Achieve front-end high-performance computing sharing

Source: Internet
Author: User
Tags emcc emscripten intel core i7
one of the front-end high performance calculations: WebworkersWhat is Webworkers

Simply put, Webworkers is a HTML5 new Api,web developers can use this API to run a script in the background without blocking the UI, which can be used to do things that require a lot of computation and take full advantage of CPU multicore.

Now the browser basically supports webworkers.

Parallel.js

The direct use of the Webworkers interface is still too cumbersome, fortunately someone has already encapsulated it: parallel.js.

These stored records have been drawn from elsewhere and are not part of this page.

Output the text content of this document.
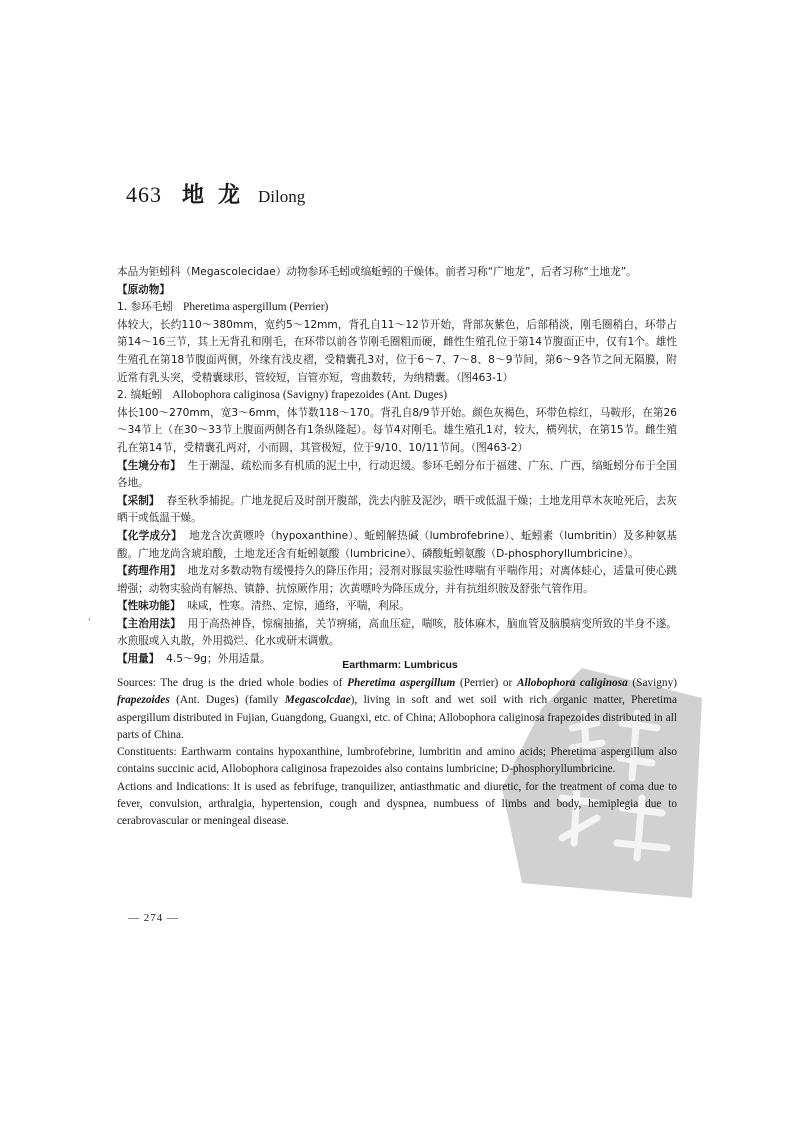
463 地龙 Dilong

本品为钜蚓科（Megascolecidae）动物参环毛蚓或缟蚯蚓的干燥体。前者习称“广地龙”，后者习称“土地龙”。

【原动物】

1. 参环毛蚓 Pheretima aspergillum (Perrier)

体较大，长约110～380mm，宽约5～12mm，背孔自11～12节开始，背部灰紫色，后部稍淡，刚毛圈稍白，环带占第14～16三节，其上无背孔和刚毛，在环带以前各节刚毛圈粗而硬，雌性生殖孔位于第14节腹面正中，仅有1个。雄性生殖孔在第18节腹面两侧，外缘有浅皮褶，受精囊孔3对，位于6～7、7～8、8～9节间，第6～9各节之间无隔膜，附近常有乳头突，受精囊球形，管较短，盲管亦短，弯曲数转，为纳精囊。（图463-1）

2. 缟蚯蚓 Allobophora caliginosa (Savigny) frapezoides (Ant. Duges)

体长100～270mm，宽3～6mm，体节数118～170。背孔自8/9节开始。颜色灰褐色，环带色棕红，马鞍形，在第26～34节上（在30～33节上腹面两侧各有1条纵隆起）。每节4对刚毛。雄生殖孔1对，较大，横列状，在第15节。雌生殖孔在第14节，受精囊孔两对，小而圆，其管极短，位于9/10、10/11节间。（图463-2）

【生境分布】 生于潮湿、疏松而多有机质的泥土中，行动迟缓。参环毛蚓分布于福建、广东、广西，缟蚯蚓分布于全国各地。

【采制】 春至秋季捕捉。广地龙捉后及时剖开腹部，洗去内脏及泥沙，晒干或低温干燥；土地龙用草木灰呛死后，去灰晒干或低温干燥。

【化学成分】 地龙含次黄嘌呤（hypoxanthine）、蚯蚓解热碱（lumbrofebrine）、蚯蚓素（lumbritin）及多种氨基酸。广地龙尚含琥珀酸，土地龙还含有蚯蚓氨酸（lumbricine）、磷酸蚯蚓氨酸（D-phosphoryllumbricine）。

【药理作用】 地龙对多数动物有缓慢持久的降压作用；浸剂对豚鼠实验性哮喘有平喘作用；对离体蛙心，适量可使心跳增强；动物实验尚有解热、镇静、抗惊厥作用；次黄嘌呤为降压成分，并有抗组织胺及舒张气管作用。

【性味功能】 味咸，性寒。清热、定惊，通络，平喘，利尿。

【主治用法】 用于高热神昏，惊痫抽搐，关节痹痛，高血压症，喘咳，肢体麻木，脑血管及脑膜病变所致的半身不遂。水煎服或入丸散，外用捣烂、化水或研末调敷。

【用量】 4.5～9g；外用适量。

'
Earthmarm: Lumbricus

Sources: The drug is the dried whole bodies of Pheretima aspergillum (Perrier) or Allobophora caliginosa (Savigny) frapezoides (Ant. Duges) (family Megascolcdae), living in soft and wet soil with rich organic matter, Pheretima aspergillum distributed in Fujian, Guangdong, Guangxi, etc. of China; Allobophora caliginosa frapezoides distributed in all parts of China.

Constituents: Earthwarm contains hypoxanthine, lumbrofebrine, lumbritin and amino acids; Pheretima aspergillum also contains succinic acid, Allobophora caliginosa frapezoides also contains lumbricine; D-phosphoryllumbricine.

Actions and Indications: It is used as febrifuge, tranquilizer, antiasthmatic and diuretic, for the treatment of coma due to fever, convulsion, arthralgia, hypertension, cough and dyspnea, numbuess of limbs and body, hemiplegia due to cerabrovascular or meningeal disease.

— 274 —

Note Parallel.js can be installed via node:

$ NPM Install Paralleljs

But this is the node's cluster module used under node. js. If you want to use it in a browser, you need to apply JS directly:

<script src= "Parallel.js" ></script>

You can then get a global variable, Parallel. Parallel provides a map and reduce two functional programming interfaces, which can be very convenient for concurrent operation.

We first define our problem, because the business is more complex, I here to simplify the problem to 1-1,0000,0000, and then subtract 1-1,0000,0000 in turn, the answer is obvious: 0! This is because the number is too large to have the data accuracy problem, the results of the two methods will have some differences, it will make people feel that the parallel method is unreliable. This issue in my Mac Pro chrome61 directly running JS Run is probably 1.5s (our actual business problem requires 15s, here to avoid user testing when the browser to kill, we simplify the problem).

Const N = total number of 100000000;//100 million//update since 2017-10-24 16:47:00//code has no meaning, purely to simulate a time-consuming calculation, directly with//for (Let i = start; I <= end; I + = 1) Total + = i;//There are a few problems, one is that the code is too simple without any slightly more complicated operation, the subsequent use of C code optimization is very exaggerated, can not be compared. The second is the data overflow problem, I am too lazy to deal with this problem, the following code is simply added first, and then lost, the answer is obviously 0, easy to test.  function sum (start, end) {Let total = 0;    for (Let i = start; I <= end; i + = 1) {if (i% 2 = = 0 | | I% 3 = = 1) {Total + = i;    } else if (i% 5 = = 0 | | I% 7 = = 1) {total + = I/2;    }} for (Let i = start; I <= end; i + = 1) {if (i% 2 = = 0 | | I% 3 = = 1) {total = i;    } else if (i% 5 = = 0 | | I% 7 = = 1) {total = I/2; }} return total;} function Parasum (N) {Const N1 = n/10;//We are divided into 10 points, not divided into a web worker,parallel.js based on the number of CPU cores of the computer to establish an appropriate amount of workers let P = new Para  Llel ([1, 2, 3, 4, 5, 6, 7, 8, 9, ten]). require (sum);      return P.map (n + = SUM ((n-1) * 10000000 + 1, n * 10000000))//In parallel.js it is not able to apply external variables directly N1. Reduce (data =      Const ACC = data[0];      Const E = data[1]; return ACC + E; });} Export {N, sum, parasum}

The code is simple, I'm talking about a few of the pits I encountered when I first used them.

Require all the required functions

For example, in the appeal code with sum, you need to advance require (sum), if the sum of the use of another function f, you also need to require (f), also if f in the use of G, you also need require (g), Until you require all the defined functions that are used ....

Can't require variables

We have an appeal code that I've defined N1, but I can't use it.

ES6 compiled into ES5 after the problem and Chrome did not error

At the beginning of the actual project we used the ES6 feature: array deconstruction. Originally this is very simple feature, now most of the browser has been supported, but I then configured Babel will be compiled into ES5, so will generate code _slicedtoarray, you can babel test online, and then Chrome is never work, Also did not have any error message, looked for a long time, later in Firefox opened, there are error messages:

Referenceerror: _slicedtoarray is not defined

It seems that Chrome is not omnipotent ...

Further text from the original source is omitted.